The numbers President Milei is referring to are the large number of countries that have been communist at some point in history, including Soviet satellite states, totaling about 50. Today, only five remain: China, Cuba, Laos, North Korea, and Vietnam. Another interesting number is zero, the number of countries that have returned to communism after escaping from it.
“They are very violent. And since they have no way or arguments to answer, they go for physical violence,” explained Milei. “Leftists always, let’s say, resort to physical violence and all kinds of violent manifestations because they are unable to refute the arguments.”
Here, Milei is hitting on two important points. First, he argues that leftists cannot refute the empirical evidence that communism does not work.

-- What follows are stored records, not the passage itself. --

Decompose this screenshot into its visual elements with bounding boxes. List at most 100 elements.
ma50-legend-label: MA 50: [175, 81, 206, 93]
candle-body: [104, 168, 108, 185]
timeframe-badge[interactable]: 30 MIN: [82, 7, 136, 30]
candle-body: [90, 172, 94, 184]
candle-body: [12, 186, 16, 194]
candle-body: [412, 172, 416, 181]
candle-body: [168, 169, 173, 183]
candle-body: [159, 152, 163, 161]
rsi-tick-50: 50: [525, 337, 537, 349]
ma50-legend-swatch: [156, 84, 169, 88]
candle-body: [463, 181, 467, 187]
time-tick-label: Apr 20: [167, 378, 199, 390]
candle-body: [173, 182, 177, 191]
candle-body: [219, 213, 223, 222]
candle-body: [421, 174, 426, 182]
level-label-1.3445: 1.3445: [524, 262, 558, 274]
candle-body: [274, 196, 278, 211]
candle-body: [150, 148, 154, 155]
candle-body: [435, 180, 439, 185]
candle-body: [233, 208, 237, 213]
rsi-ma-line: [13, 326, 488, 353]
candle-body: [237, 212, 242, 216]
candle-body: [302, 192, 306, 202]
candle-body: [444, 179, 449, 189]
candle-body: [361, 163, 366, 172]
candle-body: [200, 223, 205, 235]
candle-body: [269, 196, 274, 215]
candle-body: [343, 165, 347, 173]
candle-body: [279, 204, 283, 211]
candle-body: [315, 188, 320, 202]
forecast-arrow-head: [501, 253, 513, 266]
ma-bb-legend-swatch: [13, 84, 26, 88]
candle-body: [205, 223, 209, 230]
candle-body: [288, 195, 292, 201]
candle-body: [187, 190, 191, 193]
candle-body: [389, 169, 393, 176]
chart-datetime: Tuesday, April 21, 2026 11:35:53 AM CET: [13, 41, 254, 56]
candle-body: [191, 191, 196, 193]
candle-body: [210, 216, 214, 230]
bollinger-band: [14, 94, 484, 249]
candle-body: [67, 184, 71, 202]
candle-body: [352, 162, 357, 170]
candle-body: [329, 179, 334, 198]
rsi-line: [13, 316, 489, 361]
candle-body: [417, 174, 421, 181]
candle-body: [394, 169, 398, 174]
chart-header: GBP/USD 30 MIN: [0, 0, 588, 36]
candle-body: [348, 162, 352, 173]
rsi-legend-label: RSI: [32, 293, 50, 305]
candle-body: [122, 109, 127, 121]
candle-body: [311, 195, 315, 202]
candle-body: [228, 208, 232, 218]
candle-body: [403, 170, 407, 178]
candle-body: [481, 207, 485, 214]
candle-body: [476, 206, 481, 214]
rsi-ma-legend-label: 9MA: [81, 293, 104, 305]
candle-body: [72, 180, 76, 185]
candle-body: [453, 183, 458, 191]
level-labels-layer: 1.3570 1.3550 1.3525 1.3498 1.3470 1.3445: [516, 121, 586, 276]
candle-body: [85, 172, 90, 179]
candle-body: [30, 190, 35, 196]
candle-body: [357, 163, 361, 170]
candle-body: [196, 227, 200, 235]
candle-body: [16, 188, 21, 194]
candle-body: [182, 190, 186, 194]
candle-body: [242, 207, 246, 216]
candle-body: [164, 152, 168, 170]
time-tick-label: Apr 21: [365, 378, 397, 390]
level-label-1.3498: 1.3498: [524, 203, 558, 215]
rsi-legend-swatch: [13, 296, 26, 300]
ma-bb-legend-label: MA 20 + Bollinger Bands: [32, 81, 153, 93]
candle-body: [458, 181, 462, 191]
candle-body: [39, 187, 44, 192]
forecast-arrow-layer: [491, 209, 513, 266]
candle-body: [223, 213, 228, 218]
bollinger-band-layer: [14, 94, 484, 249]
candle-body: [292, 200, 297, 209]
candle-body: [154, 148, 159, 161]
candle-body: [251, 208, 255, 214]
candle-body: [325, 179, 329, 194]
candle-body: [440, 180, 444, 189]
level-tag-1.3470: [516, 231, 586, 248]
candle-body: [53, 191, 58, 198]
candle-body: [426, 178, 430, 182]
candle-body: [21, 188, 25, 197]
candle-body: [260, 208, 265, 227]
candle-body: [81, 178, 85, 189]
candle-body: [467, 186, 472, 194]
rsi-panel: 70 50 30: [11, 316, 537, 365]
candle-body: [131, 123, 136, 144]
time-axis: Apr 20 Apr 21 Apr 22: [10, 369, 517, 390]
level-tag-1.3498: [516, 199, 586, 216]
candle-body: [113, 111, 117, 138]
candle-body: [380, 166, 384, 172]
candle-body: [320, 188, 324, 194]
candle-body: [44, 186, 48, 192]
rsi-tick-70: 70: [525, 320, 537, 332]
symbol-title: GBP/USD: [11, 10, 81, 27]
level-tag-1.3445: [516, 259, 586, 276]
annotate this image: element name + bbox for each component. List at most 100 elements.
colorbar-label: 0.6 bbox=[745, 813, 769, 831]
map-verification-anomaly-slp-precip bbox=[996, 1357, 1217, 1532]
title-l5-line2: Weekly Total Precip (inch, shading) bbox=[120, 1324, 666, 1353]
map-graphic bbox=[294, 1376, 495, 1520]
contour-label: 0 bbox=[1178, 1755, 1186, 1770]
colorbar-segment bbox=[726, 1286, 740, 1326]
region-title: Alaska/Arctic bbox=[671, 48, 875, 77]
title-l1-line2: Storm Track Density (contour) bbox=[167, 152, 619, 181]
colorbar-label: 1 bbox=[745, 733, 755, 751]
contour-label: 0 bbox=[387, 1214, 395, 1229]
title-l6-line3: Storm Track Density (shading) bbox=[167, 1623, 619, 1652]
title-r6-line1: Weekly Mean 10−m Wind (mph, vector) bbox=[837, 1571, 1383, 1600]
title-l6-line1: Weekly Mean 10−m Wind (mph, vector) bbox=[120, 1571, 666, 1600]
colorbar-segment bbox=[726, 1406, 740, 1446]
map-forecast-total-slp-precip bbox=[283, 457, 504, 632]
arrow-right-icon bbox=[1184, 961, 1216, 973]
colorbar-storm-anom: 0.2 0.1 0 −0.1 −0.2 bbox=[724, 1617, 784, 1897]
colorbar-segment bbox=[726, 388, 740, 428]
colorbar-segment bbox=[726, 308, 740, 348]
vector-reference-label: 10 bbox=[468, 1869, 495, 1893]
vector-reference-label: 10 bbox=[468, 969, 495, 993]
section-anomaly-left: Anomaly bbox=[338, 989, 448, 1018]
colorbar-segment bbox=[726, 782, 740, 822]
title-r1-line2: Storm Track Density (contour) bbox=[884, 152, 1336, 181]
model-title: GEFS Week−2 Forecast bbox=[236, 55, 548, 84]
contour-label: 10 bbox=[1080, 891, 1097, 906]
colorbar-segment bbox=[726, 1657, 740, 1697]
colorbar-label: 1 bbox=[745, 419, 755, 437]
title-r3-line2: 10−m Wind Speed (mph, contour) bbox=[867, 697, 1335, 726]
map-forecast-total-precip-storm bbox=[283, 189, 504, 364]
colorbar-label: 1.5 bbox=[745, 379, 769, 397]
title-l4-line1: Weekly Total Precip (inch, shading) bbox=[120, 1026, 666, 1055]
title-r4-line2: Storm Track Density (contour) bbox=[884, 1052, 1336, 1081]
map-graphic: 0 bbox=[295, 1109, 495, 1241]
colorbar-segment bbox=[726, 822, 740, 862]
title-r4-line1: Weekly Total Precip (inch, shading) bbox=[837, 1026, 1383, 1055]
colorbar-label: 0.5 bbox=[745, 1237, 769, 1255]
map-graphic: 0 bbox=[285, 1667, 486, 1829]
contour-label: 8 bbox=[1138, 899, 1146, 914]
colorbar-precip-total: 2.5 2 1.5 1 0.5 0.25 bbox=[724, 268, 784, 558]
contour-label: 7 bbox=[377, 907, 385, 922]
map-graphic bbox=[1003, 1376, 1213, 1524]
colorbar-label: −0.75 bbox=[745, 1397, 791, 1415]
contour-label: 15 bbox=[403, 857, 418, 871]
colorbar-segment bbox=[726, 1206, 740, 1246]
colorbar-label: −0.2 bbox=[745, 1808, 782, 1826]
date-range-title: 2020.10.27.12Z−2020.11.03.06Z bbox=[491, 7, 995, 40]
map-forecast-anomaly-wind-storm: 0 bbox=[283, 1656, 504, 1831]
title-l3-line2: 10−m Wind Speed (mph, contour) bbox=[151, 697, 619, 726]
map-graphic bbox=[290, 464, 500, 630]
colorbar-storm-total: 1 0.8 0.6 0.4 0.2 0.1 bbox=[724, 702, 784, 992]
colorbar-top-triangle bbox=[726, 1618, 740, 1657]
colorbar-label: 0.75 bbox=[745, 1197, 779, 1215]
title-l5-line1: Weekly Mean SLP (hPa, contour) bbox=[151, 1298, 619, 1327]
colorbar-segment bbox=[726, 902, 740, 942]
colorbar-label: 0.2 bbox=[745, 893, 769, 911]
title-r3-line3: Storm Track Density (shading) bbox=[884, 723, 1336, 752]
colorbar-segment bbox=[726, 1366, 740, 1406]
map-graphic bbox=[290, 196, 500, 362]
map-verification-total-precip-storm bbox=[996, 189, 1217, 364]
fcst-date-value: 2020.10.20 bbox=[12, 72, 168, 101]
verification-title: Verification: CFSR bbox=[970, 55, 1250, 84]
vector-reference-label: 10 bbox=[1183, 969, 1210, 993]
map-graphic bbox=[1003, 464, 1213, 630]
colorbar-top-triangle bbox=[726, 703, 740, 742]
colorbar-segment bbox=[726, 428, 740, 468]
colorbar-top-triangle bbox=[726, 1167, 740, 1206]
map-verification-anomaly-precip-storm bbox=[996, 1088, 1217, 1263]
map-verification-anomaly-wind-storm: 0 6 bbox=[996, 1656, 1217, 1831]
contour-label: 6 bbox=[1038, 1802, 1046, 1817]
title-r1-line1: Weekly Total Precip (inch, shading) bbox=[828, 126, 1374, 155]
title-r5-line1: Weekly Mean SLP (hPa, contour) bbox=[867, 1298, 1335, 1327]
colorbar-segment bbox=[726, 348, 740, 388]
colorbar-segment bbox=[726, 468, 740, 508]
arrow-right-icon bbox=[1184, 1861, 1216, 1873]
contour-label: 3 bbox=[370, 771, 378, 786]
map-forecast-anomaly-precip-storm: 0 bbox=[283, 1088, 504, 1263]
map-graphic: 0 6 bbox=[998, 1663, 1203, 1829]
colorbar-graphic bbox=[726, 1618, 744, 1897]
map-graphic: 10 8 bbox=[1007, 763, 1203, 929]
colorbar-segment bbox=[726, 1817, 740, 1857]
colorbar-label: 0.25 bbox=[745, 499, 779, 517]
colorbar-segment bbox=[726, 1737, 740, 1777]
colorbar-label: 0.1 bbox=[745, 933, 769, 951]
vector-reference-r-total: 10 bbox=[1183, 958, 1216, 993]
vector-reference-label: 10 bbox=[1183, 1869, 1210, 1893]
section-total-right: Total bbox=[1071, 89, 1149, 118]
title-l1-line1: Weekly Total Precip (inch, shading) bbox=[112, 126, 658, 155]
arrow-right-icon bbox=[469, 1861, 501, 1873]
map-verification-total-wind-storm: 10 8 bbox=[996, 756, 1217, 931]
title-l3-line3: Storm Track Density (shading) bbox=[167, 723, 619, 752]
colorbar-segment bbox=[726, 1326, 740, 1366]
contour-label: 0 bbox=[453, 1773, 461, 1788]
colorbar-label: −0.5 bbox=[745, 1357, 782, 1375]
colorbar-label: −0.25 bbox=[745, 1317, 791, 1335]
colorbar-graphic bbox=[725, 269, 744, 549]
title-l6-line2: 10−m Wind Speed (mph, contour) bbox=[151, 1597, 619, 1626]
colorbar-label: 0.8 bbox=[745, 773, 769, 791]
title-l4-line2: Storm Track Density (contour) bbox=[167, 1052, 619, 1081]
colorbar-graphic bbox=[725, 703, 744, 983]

Second, he points to a historical record of violence, suppression, arbitrary arrest, torture, and execution.
The total number of people killed by communist regimes, including deaths caused by resource mismanagement and regime-imposed famines, varies. However, one of the most widely cited works is The Black Book of Communism, published by Harvard University Press and authored by European scholars drawing on newly opened Soviet archives. The authors estimate that communism’s death toll ranges from 85 to 100 million. They break this down as up to 25 million in the former Soviet Union, 65 million in China, and 1.7 million in Cambodia, with additional deaths across Vietnam, North Korea, Eastern Europe, Africa, and Latin America.